Il divieto di licenziamento, poi, ha un enorme valore politico, ma non è per nulla chiaro quale sia stato il ruolo effettivo che ha giocato nei mesi scorsi. L’opinione comune è che abbia evitato un’ondata di licenziamenti. Tuttavia, l’Italia è l’unico paese europeo ad avere introdotto un divieto di tale sorta, ma negli altri paesi, non si è osservato un picco di licenziamenti. Il dubbio è che, in presenza di cassa integrazione a costo zero per tutti, il divieto di licenziamento sia stata una misura ridondante ma da cui oggi è politicamente difficilissimo uscire. Licenziare costa e comporta sempre qualche rischio (e in genere l’imprenditore non trova piacere a farlo). Se c’è la possibilità di trasferire i costi del lavoro allo Stato con la Cig, le imprese non licenziano. In ogni caso, un margine di aggiustamento lo si è trovato al margine, non rinnovando i contratti temporanei e bloccando le assunzioni.

A un anno dallo scoppio della pandemia, a parte difendere l’esistente, è necessario pensare a creare nuovi posti di lavoro perché quelli che sono scomparsi non torneranno (sembra un’ovvietà, ma non lo è se la discussione resta esclusivamente sulle politiche di natura difensiva). Durante il confinamento primaverile, il numero di nuove imprese era il 65% in meno rispetto al 2019. Dopo essersi parzialmente riprese in estate, in autunno sono nuovamente scese dell’8% rispetto all’anno prima. Senza nuove imprese non ci sarà ripresa. Per aiutare la creazione d’impresa, si possono usare incentivi finanziari, ma servirebbero soprattutto semplificazioni normative. Inoltre, per proteggere chi prende rischi, il sussidio di disoccupazione, finora limitato ai lavoratori dipendenti e dal 1 gennaio, con l’ISCRO, disponibile anche per gli autonomi iscritti alla gestione separata INPS, potrebbe essere esteso a tutti gli autonomi. Infine, anche le parti sociali potrebbero pensare a come adattare le disposizioni dei contratti collettivi per favorire al massimo la creazione di nuove imprese (anche lì, partendo da una semplificazione di alcune disposizioni e con un supporto pratico ai nuovi imprenditori).

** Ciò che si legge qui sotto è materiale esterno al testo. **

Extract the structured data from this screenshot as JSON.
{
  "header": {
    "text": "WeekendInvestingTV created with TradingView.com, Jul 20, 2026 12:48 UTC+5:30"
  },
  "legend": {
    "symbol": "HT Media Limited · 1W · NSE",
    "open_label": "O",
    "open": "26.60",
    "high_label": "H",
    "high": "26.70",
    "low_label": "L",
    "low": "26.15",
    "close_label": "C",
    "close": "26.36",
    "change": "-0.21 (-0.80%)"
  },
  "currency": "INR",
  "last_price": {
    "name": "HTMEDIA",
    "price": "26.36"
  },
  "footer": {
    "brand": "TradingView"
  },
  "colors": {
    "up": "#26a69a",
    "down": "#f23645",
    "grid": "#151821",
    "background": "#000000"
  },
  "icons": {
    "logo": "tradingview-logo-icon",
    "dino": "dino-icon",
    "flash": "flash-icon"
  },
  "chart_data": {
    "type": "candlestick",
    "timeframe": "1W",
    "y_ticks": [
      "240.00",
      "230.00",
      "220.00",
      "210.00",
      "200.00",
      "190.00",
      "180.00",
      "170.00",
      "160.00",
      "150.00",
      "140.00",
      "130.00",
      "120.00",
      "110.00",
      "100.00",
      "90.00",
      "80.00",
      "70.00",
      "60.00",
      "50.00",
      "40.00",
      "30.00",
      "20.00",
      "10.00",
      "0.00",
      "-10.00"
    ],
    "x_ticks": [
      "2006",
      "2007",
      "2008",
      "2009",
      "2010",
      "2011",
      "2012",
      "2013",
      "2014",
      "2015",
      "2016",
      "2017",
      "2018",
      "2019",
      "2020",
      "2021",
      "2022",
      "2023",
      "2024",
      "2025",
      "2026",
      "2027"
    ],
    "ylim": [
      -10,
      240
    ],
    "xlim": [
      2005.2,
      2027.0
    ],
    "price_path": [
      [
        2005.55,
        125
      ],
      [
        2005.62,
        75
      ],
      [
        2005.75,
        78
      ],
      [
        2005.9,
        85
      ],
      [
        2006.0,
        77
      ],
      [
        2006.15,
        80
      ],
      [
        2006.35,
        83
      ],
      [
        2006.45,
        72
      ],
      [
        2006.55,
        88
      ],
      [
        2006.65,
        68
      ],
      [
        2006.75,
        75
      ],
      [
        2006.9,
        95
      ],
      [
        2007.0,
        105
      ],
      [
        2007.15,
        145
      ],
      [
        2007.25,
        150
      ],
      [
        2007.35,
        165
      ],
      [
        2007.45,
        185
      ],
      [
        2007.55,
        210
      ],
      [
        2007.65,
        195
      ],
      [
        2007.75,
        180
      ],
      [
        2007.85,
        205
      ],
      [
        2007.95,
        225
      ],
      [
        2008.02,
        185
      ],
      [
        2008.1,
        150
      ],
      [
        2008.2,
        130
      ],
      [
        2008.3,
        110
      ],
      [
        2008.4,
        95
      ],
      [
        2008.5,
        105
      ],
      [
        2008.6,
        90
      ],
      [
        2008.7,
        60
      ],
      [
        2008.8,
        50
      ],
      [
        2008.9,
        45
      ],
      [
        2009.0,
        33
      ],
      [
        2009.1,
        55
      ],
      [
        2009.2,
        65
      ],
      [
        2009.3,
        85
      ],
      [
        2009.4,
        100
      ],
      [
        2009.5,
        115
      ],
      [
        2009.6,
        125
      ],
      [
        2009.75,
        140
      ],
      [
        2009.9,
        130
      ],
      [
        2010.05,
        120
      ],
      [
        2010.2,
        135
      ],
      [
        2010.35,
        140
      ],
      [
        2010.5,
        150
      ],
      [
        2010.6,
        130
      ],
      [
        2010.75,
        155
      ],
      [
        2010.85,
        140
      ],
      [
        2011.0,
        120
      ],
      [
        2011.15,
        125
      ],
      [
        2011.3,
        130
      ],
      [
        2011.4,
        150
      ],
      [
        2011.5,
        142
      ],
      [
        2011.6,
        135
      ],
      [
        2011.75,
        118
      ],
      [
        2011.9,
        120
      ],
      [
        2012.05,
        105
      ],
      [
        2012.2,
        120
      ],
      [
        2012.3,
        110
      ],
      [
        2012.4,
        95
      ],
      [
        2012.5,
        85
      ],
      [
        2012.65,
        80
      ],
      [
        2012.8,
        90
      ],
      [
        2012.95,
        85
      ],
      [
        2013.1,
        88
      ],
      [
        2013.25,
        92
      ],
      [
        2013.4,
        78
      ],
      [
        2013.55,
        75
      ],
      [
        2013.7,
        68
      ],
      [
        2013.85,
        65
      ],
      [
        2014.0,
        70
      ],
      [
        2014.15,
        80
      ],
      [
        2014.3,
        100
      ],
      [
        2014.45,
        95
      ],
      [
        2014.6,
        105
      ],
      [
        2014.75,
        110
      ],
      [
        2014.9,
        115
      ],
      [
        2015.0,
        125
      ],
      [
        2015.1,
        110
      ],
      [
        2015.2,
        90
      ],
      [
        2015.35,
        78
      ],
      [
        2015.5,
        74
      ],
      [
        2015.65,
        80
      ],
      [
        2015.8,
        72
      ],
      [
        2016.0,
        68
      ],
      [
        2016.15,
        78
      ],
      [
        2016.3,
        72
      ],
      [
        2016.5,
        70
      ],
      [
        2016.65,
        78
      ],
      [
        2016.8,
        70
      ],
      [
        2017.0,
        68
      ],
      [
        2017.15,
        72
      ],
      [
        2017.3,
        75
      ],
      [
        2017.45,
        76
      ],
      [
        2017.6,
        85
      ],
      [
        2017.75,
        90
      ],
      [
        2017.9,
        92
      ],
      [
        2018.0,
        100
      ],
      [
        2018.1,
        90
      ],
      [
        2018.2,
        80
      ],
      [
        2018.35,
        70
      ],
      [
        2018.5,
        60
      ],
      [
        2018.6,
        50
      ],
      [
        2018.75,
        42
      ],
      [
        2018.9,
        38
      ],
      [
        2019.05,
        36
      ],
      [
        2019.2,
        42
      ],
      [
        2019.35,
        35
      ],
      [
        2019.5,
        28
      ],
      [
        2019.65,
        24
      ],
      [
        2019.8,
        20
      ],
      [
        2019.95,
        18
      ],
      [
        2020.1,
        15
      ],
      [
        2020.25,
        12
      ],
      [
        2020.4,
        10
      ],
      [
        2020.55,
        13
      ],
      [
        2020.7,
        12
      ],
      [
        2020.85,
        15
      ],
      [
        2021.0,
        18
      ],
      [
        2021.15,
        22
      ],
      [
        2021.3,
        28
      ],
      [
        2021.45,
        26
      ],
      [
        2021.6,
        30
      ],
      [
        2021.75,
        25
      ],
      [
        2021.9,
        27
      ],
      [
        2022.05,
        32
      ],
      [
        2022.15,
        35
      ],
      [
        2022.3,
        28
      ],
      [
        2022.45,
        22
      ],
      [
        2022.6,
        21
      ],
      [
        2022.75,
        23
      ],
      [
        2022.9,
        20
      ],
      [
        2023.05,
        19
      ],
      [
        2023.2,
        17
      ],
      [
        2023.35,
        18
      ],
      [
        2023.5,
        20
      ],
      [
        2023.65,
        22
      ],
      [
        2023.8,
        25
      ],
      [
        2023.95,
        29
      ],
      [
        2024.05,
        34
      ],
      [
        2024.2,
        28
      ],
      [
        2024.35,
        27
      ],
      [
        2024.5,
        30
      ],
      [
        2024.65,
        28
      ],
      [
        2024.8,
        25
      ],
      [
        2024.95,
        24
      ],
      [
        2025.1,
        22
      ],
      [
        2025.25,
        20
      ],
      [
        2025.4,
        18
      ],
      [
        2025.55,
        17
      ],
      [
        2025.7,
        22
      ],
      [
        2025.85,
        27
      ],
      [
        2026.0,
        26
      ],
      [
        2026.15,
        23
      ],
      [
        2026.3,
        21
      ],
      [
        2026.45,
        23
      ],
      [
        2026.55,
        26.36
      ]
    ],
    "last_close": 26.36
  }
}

Infine, nota dolentissima, le politiche attive. L’Italia sconta un ritardo decennale e le misure degli ultimi anni non hanno portato a passi avanti significativi. Ora, però, non c’è più tempo. Per questo motivo, mentre continuano gli sforzi per portare i servizi pubblici per l’impiego a standard europei, è necessario coinvolgere in maniera strutturale anche i servizi privati che hanno competenze ed esperienza nel campo. Bisogna farlo per essere in grado di rispondere al numero crescente di richieste ma anche per favorire un trasferimento di competenze dal privato al pubblico per recuperare il ritardo accumulato.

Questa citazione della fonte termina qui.